Last night I dreamed the Chris and I were staying in a hotel in Mexico. We were on the top floor, but weird things kept coming through the drains and dropping from the ceiling. There was a tiny wolf that came up the drain. At first it appeared to be wax, it was a light yellow color and about the size of a small knickknack. But when I looked at it, it came to life. I looked up "wolves" in a dream dictionary and it said it symbolizes victory, but the wolf as a puppy symbolizes a nurturing spirit. Okay. The other part of the dream was iguanas who kept dropping from the ceiling. They would come through a hole that wasn't there before and would disappear after they dropped through. The dream dictionary says iguanas symbolize fear, but I think my reaction to them in the dream is more to my liking. I opened the door and shooed each of them out of the room. I like to think my subconscious is telling me that I've got this, that I can face and conquer what is bothering me. I really don't know how much I believe in the symbols in dreams and whether the agreed upon meaning is true or not. I will take it, at this point.

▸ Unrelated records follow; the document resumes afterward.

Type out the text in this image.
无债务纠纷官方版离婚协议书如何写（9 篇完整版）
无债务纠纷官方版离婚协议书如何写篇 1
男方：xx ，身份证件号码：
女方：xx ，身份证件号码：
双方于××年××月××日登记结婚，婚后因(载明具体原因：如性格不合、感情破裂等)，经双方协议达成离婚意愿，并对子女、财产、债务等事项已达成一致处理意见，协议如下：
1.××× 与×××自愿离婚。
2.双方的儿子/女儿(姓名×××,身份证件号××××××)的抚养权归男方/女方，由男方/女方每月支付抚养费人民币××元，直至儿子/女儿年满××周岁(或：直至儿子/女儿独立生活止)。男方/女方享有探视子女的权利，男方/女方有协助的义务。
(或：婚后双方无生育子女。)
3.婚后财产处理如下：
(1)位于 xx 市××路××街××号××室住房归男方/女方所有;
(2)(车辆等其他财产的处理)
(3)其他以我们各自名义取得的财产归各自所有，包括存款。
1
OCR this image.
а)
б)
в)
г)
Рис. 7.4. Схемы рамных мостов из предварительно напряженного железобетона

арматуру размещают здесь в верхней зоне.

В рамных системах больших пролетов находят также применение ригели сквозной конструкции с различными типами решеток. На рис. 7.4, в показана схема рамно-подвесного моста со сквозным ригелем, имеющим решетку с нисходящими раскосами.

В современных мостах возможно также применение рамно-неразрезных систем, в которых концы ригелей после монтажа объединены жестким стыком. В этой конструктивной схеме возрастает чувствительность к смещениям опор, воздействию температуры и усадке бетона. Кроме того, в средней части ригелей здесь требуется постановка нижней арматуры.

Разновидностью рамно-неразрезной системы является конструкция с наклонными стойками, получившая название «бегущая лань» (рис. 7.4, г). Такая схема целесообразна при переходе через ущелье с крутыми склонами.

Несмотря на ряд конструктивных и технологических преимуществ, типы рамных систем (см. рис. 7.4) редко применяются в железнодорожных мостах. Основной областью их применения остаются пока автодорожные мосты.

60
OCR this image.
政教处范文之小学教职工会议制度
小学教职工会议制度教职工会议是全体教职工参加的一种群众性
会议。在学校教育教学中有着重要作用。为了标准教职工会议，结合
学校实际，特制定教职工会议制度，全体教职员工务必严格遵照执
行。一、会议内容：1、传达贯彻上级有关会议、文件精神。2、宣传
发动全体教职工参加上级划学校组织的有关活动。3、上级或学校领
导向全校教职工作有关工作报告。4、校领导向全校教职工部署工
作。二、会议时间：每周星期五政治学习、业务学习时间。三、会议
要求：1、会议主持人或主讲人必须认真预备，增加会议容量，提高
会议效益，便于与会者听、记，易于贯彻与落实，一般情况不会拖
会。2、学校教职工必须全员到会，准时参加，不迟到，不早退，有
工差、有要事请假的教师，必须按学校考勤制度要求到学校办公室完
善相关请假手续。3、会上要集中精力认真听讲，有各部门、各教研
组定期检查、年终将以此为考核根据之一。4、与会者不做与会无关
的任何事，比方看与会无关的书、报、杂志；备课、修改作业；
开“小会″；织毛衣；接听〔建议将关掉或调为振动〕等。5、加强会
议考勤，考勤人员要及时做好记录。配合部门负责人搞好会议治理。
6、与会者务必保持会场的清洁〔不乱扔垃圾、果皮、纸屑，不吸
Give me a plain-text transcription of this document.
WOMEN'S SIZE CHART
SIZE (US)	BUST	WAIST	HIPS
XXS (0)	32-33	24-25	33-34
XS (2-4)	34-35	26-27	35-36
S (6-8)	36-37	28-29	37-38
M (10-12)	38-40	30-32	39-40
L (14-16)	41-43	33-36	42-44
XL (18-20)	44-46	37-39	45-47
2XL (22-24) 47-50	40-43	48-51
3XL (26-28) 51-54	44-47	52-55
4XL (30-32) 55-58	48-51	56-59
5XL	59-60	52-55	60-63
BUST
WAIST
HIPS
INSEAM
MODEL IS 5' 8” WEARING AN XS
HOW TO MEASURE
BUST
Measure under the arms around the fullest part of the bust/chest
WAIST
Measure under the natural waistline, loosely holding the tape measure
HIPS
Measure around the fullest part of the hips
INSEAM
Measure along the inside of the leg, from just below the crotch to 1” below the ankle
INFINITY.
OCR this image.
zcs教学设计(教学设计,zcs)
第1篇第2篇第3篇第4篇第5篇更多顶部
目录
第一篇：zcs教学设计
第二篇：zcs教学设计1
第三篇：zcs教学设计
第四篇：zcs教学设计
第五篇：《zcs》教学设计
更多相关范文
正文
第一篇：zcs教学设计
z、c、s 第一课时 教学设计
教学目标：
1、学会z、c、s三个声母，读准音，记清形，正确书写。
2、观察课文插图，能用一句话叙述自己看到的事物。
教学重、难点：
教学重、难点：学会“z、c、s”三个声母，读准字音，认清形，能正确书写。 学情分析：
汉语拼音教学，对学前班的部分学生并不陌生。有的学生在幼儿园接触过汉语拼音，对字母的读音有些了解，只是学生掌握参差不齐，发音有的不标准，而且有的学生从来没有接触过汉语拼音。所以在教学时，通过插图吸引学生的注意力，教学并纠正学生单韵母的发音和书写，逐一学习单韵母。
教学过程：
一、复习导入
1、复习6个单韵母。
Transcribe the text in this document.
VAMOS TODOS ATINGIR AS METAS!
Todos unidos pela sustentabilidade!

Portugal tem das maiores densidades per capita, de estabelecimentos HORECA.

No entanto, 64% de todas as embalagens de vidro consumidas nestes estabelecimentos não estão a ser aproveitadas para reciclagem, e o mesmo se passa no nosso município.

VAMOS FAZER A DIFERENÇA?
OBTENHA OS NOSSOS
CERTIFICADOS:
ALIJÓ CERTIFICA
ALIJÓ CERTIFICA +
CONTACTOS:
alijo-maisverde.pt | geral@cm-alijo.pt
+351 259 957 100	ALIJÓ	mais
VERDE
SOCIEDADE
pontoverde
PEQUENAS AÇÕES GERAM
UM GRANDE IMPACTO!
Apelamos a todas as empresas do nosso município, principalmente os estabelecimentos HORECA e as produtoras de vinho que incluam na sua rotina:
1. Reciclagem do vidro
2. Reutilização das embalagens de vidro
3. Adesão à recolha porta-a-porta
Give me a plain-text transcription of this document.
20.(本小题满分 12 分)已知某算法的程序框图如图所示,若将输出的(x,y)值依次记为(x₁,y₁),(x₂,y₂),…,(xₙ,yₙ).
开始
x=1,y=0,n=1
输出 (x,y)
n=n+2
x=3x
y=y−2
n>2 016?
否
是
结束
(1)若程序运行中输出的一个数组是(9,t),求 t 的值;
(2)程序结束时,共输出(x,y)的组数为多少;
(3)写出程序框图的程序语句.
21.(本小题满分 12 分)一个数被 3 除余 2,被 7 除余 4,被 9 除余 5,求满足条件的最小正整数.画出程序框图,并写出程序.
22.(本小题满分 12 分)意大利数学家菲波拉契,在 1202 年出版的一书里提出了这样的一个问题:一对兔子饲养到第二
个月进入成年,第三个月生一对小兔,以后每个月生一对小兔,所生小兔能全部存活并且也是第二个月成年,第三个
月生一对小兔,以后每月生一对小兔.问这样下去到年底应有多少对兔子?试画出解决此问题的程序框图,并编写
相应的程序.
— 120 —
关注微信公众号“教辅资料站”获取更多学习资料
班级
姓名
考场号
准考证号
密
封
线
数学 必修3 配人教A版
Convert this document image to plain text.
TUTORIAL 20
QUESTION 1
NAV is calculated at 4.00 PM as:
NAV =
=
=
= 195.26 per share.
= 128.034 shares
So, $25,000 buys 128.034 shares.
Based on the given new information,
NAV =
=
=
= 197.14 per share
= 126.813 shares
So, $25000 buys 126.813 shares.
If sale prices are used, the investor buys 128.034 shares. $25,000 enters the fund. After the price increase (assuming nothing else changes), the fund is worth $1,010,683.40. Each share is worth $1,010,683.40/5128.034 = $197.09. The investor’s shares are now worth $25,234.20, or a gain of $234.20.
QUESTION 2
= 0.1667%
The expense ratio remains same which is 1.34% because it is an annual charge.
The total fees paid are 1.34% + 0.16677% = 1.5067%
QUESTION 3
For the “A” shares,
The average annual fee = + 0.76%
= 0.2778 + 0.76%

I was delighted beyond words this week to learn that my friends Lloyd and Debbie will be having a house built for them. These people have been through a terrible year- or two- and still maintain their faith and their willingness to help someone else. So many people have been praying for them, I am sure God or the Universe finally said "ENOUGH ALREADY I will do something nice for them!" They are getting their long cherished dream of a home of their own. I couldn't be happier if it were me. It's a three day build and I am going to go out and see what I can do to help, if anything. I want to be there for them, like they are for me.
I am heading back out to 29 this weekend. It's Pioneer Days and my daughter is taking Bobby to his first parade. He will be a month old tomorrow. Time flies, doesn't it?